Гиена приветствовала наше приближение с видимым облегчением и явным дружелюбием. Она, вероятно, привыкла к тому, что человек обращается с нею с неизменной добротой, тогда как первая встреча со сворой собак произвела на нее плохое впечатление. Собаки оказались совсем сбиты с толку, завидев, как их добыча неожиданно стала демонстрировать нам знаки расположения, а услышав раздавшийся вдали слабый звук рожка, они восприняли его как долгожданный сигнал к незамедлительному отступлению. Констанции, мне и гиене предстояло вместе встречать наступавшие сумерки. «Что будем делать?» – спросила Констанция. «Как же ты любишь задавать вопросы», – заметила я ей. «Но не могу же я оставаться здесь всю ночь с гиеной», – возразила она. «Не знаю, что ты называешь комфортом, – сказала я, – но я и без гиены не хотела бы проводить здесь ночь. Бытъ может, у меня и не очень счастливый дом, но во всяком случае в нем есть холодная и горячая вода, помощь слуг и прочие удобства, которых мы здесь не найдем. Не лучше ли нам переместиться вон к тем деревьям, что справа; может, за ними идет дорога, которая ведет в Кроули».
Мы медленно двинулись вдоль едва видимой во тьме гужевой дороги, и зверь бодро следовал за нами. «Что будем делать с этой гиеной?» – послышался неизбежный вопрос. «А что обычно делают с гиенами?» – строго спросила я. «Мне еще ни с одной не приходилось иметь дела», – отвечала Констанция. «И мне тоже. Знали бы, какого она пола, назвали бы ее как-нибудь. Может, назовем ее Эсме? Эта кличка в любом случае подойдет».

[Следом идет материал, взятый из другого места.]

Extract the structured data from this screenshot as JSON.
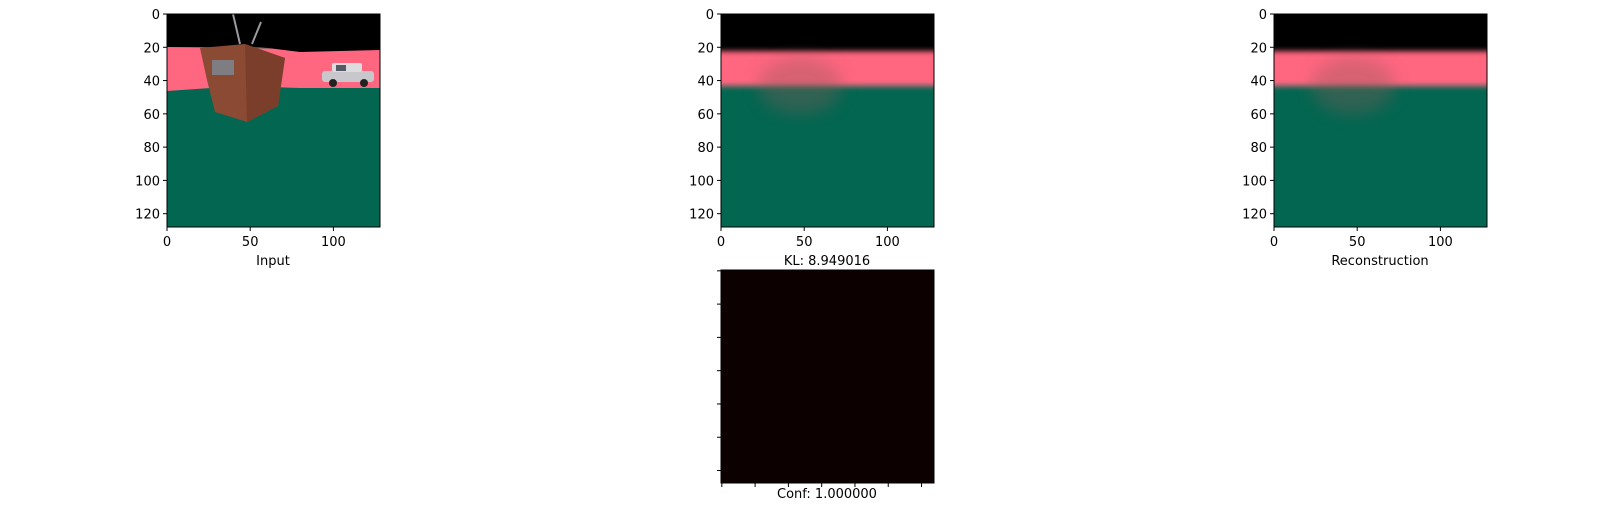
{
  "chart_data": [
    {
      "type": "image",
      "caption": "Input",
      "xticks": [
        0,
        50,
        100
      ],
      "yticks": [
        0,
        20,
        40,
        60,
        80,
        100,
        120
      ],
      "xlim": [
        0,
        128
      ],
      "ylim": [
        128,
        0
      ],
      "colors": {
        "sky": "#000000",
        "band": "#ff6680",
        "floor": "#026650",
        "object": "#8a4a33"
      }
    },
    {
      "type": "image",
      "caption": "KL: 8.949016",
      "xticks": [
        0,
        50,
        100
      ],
      "yticks": [
        0,
        20,
        40,
        60,
        80,
        100,
        120
      ],
      "xlim": [
        0,
        128
      ],
      "ylim": [
        128,
        0
      ],
      "colors": {
        "sky": "#000000",
        "band": "#ff6680",
        "floor": "#026650"
      }
    },
    {
      "type": "image",
      "caption": "Reconstruction",
      "xticks": [
        0,
        50,
        100
      ],
      "yticks": [
        0,
        20,
        40,
        60,
        80,
        100,
        120
      ],
      "xlim": [
        0,
        128
      ],
      "ylim": [
        128,
        0
      ],
      "colors": {
        "sky": "#000000",
        "band": "#ff6680",
        "floor": "#026650"
      }
    },
    {
      "type": "heatmap",
      "caption": "Conf: 1.000000",
      "value": 1.0,
      "tick_labels_visible": false,
      "colors": {
        "fill": "#0d0000"
      }
    }
  ]
}
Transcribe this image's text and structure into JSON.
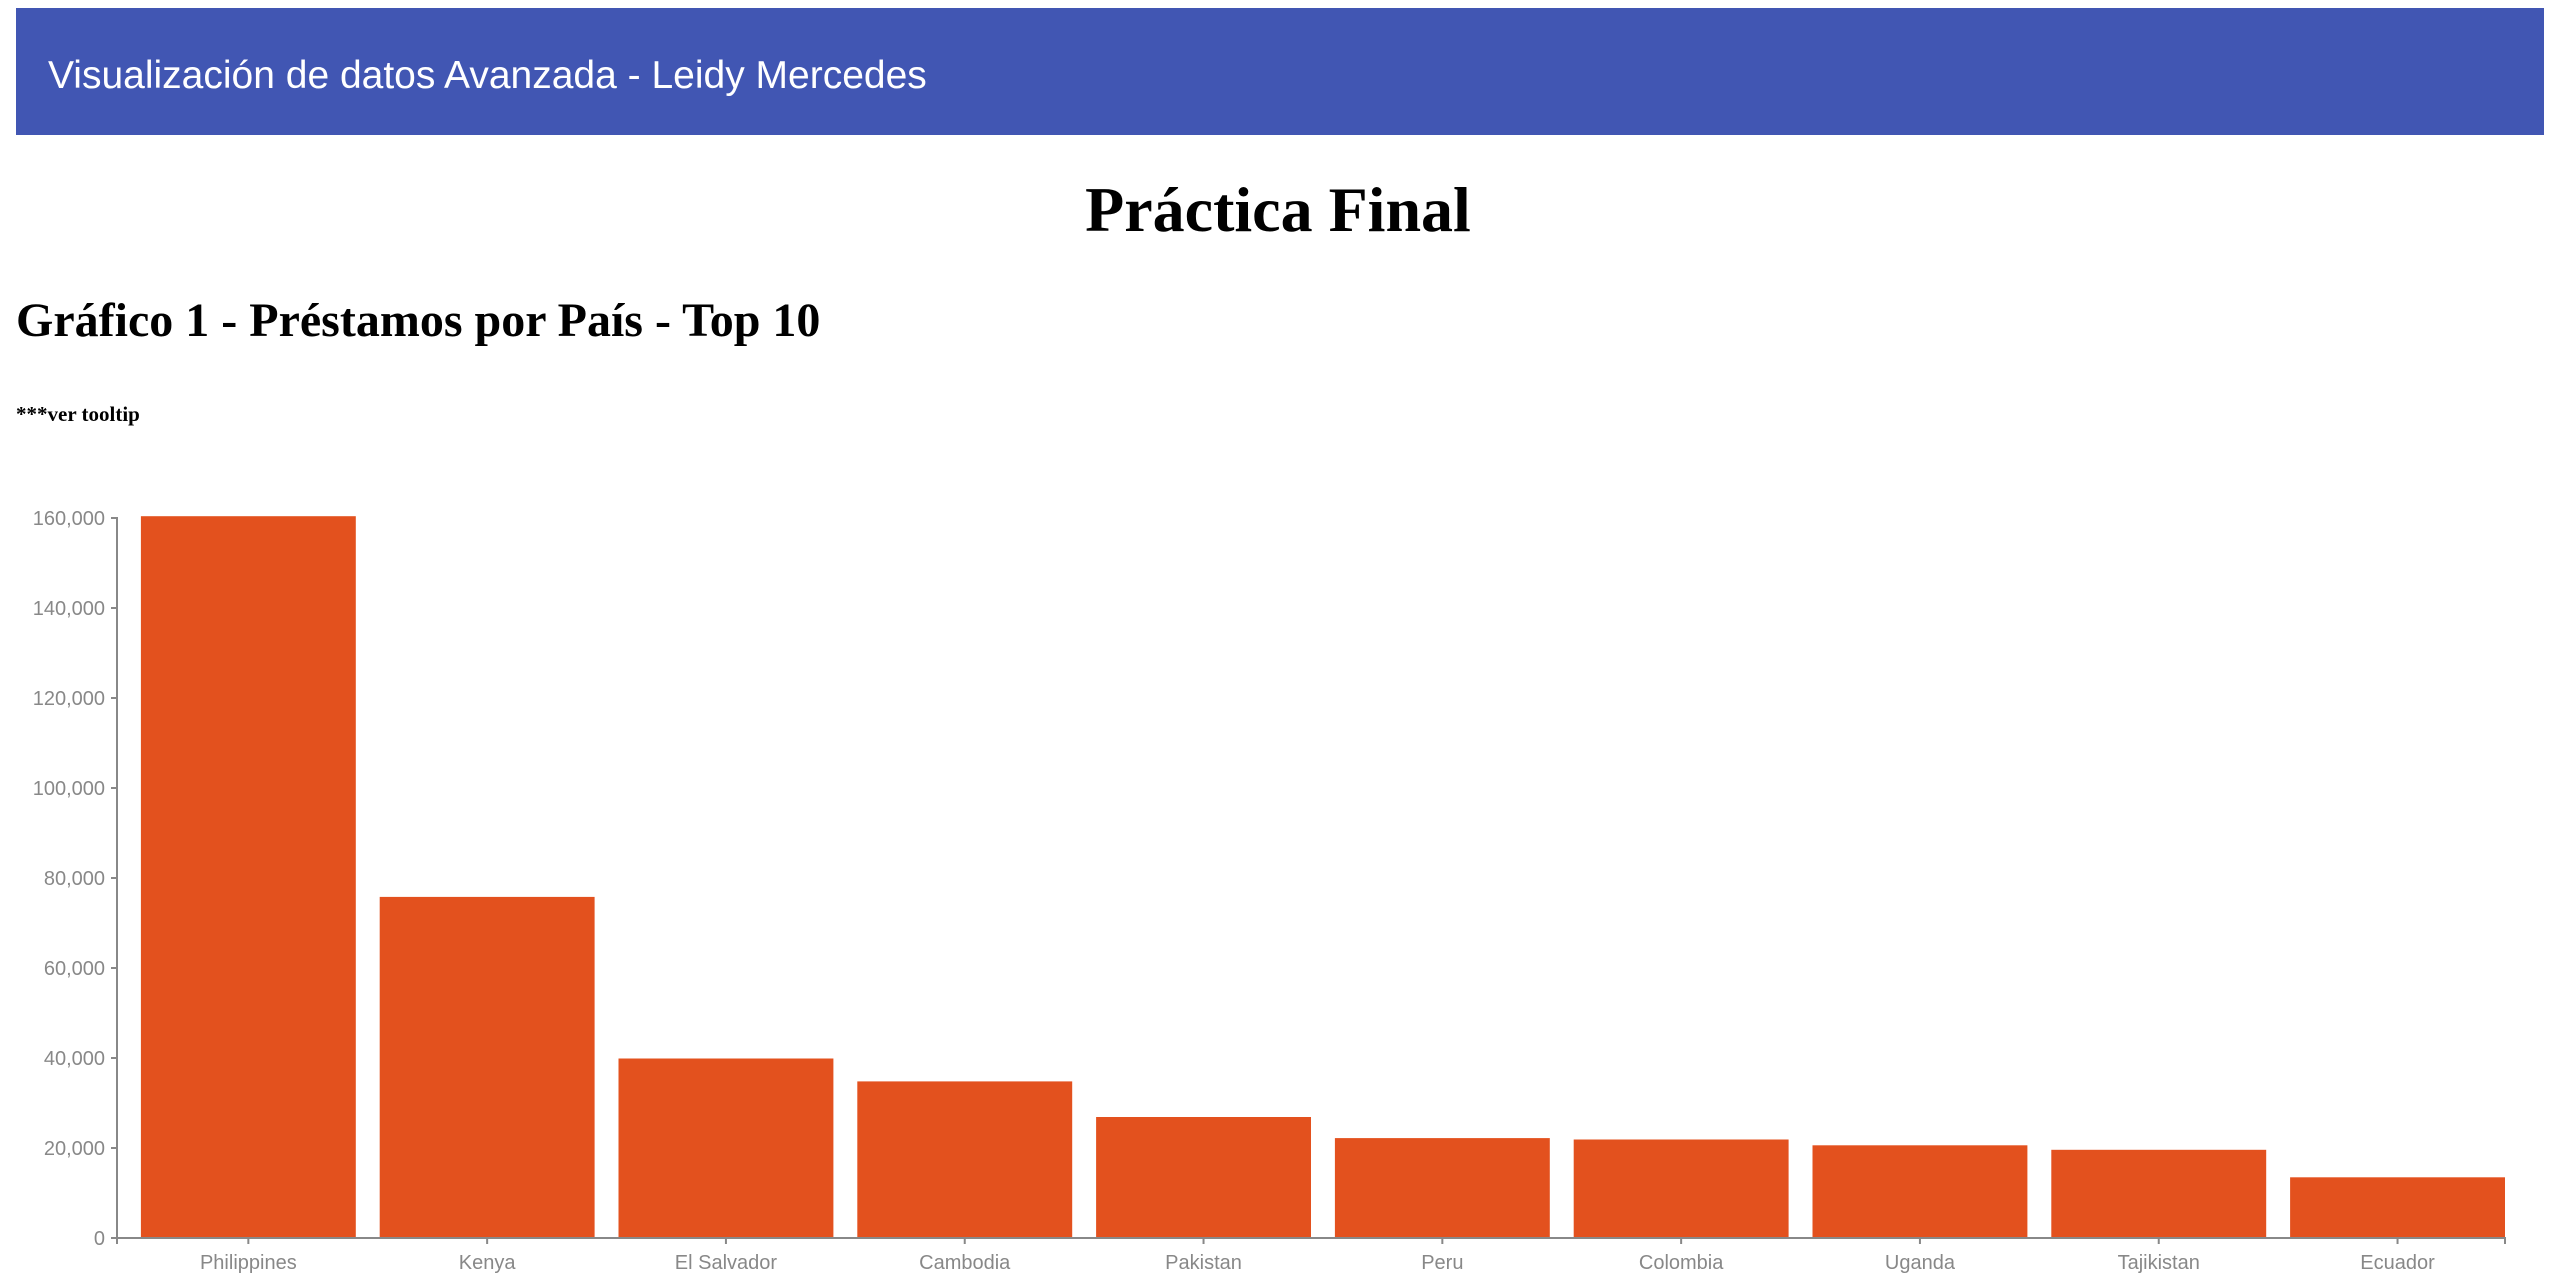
{
  "header": {
    "title": "Visualización de datos Avanzada - Leidy Mercedes",
    "background": "#4156b3"
  },
  "page": {
    "title": "Práctica Final",
    "chart_heading": "Gráfico 1 - Préstamos por País - Top 10",
    "note": "***ver tooltip"
  },
  "chart_data": {
    "type": "bar",
    "categories": [
      "Philippines",
      "Kenya",
      "El Salvador",
      "Cambodia",
      "Pakistan",
      "Peru",
      "Colombia",
      "Uganda",
      "Tajikistan",
      "Ecuador"
    ],
    "values": [
      160400,
      75800,
      39900,
      34800,
      26900,
      22200,
      21900,
      20600,
      19600,
      13500
    ],
    "ylim": [
      0,
      160000
    ],
    "yticks": [
      0,
      20000,
      40000,
      60000,
      80000,
      100000,
      120000,
      140000,
      160000
    ],
    "ytick_labels": [
      "0",
      "20,000",
      "40,000",
      "60,000",
      "80,000",
      "100,000",
      "120,000",
      "140,000",
      "160,000"
    ],
    "bar_color": "#e3511e",
    "axis_color": "#888888",
    "grid": false,
    "title": "",
    "xlabel": "",
    "ylabel": ""
  }
}
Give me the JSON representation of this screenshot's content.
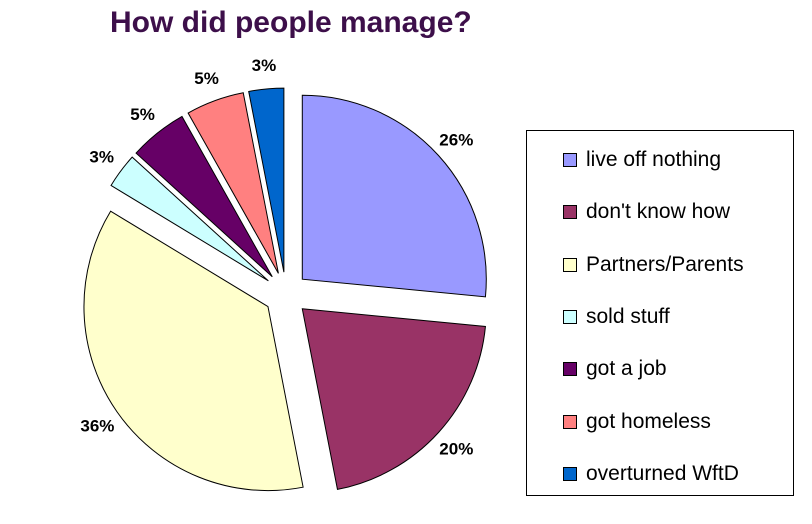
{
  "chart_data": {
    "type": "pie",
    "title": "How did people manage?",
    "exploded": true,
    "legend_position": "right",
    "slices": [
      {
        "label": "live off nothing",
        "value": 26,
        "value_label": "26%",
        "color": "#9999ff"
      },
      {
        "label": "don't know how",
        "value": 20,
        "value_label": "20%",
        "color": "#993366"
      },
      {
        "label": "Partners/Parents",
        "value": 36,
        "value_label": "36%",
        "color": "#ffffcc"
      },
      {
        "label": "sold stuff",
        "value": 3,
        "value_label": "3%",
        "color": "#ccffff"
      },
      {
        "label": "got a job",
        "value": 5,
        "value_label": "5%",
        "color": "#660066"
      },
      {
        "label": "got homeless",
        "value": 5,
        "value_label": "5%",
        "color": "#ff8080"
      },
      {
        "label": "overturned WftD",
        "value": 3,
        "value_label": "3%",
        "color": "#0066cc"
      }
    ]
  }
}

Было еще достаточно светло, чтобы можно различать то, что находилось близ дороги, но вдруг мы резко оживились, увидев перед собою маленькую полуголую цыганскую девочку, собиравшую ежевику с низкорослых кустов. Неожиданное появление двух наездниц в сопровождении гиены заставило ее расплакаться, но других указаний на то, где географически мы находимся, нам из этой ситуации извлечь не удалось; оставалась лишь надежда на то, что, возможно, дальше мы можем набрести на цыганский лагерь. Таким образом мы проехали еще пару миль. «Интересно, а что эта девочка там делала», – произнесла вскоре Констанция. «Собирала ежевику. Это же очевидно». – «Мне не понравилось, как она плакала, – не унималась Констанция. – Ее всхлипывания до сих пор звучат у меня в ушах».
Я не стала выговаривать Констанции за ее болезненные фантазии; эти всхлипывания, по правде, и меня преследовали и действовали мне на и без того расшатавшиеся нервы. Видя, что Эсме отстала, я окликнула ее, и она в несколько прыжков догнала нас, а затем помчалась вперед. То, что нас сопровождало всхлипывание, скоро объяснилось. Цыганская девочка была крепко стиснута в пасти гиены, и не сомневаюсь, что ей было больно. «Боже милостивый! – вскричала Констанция. – Что же нам делать? Что делать?»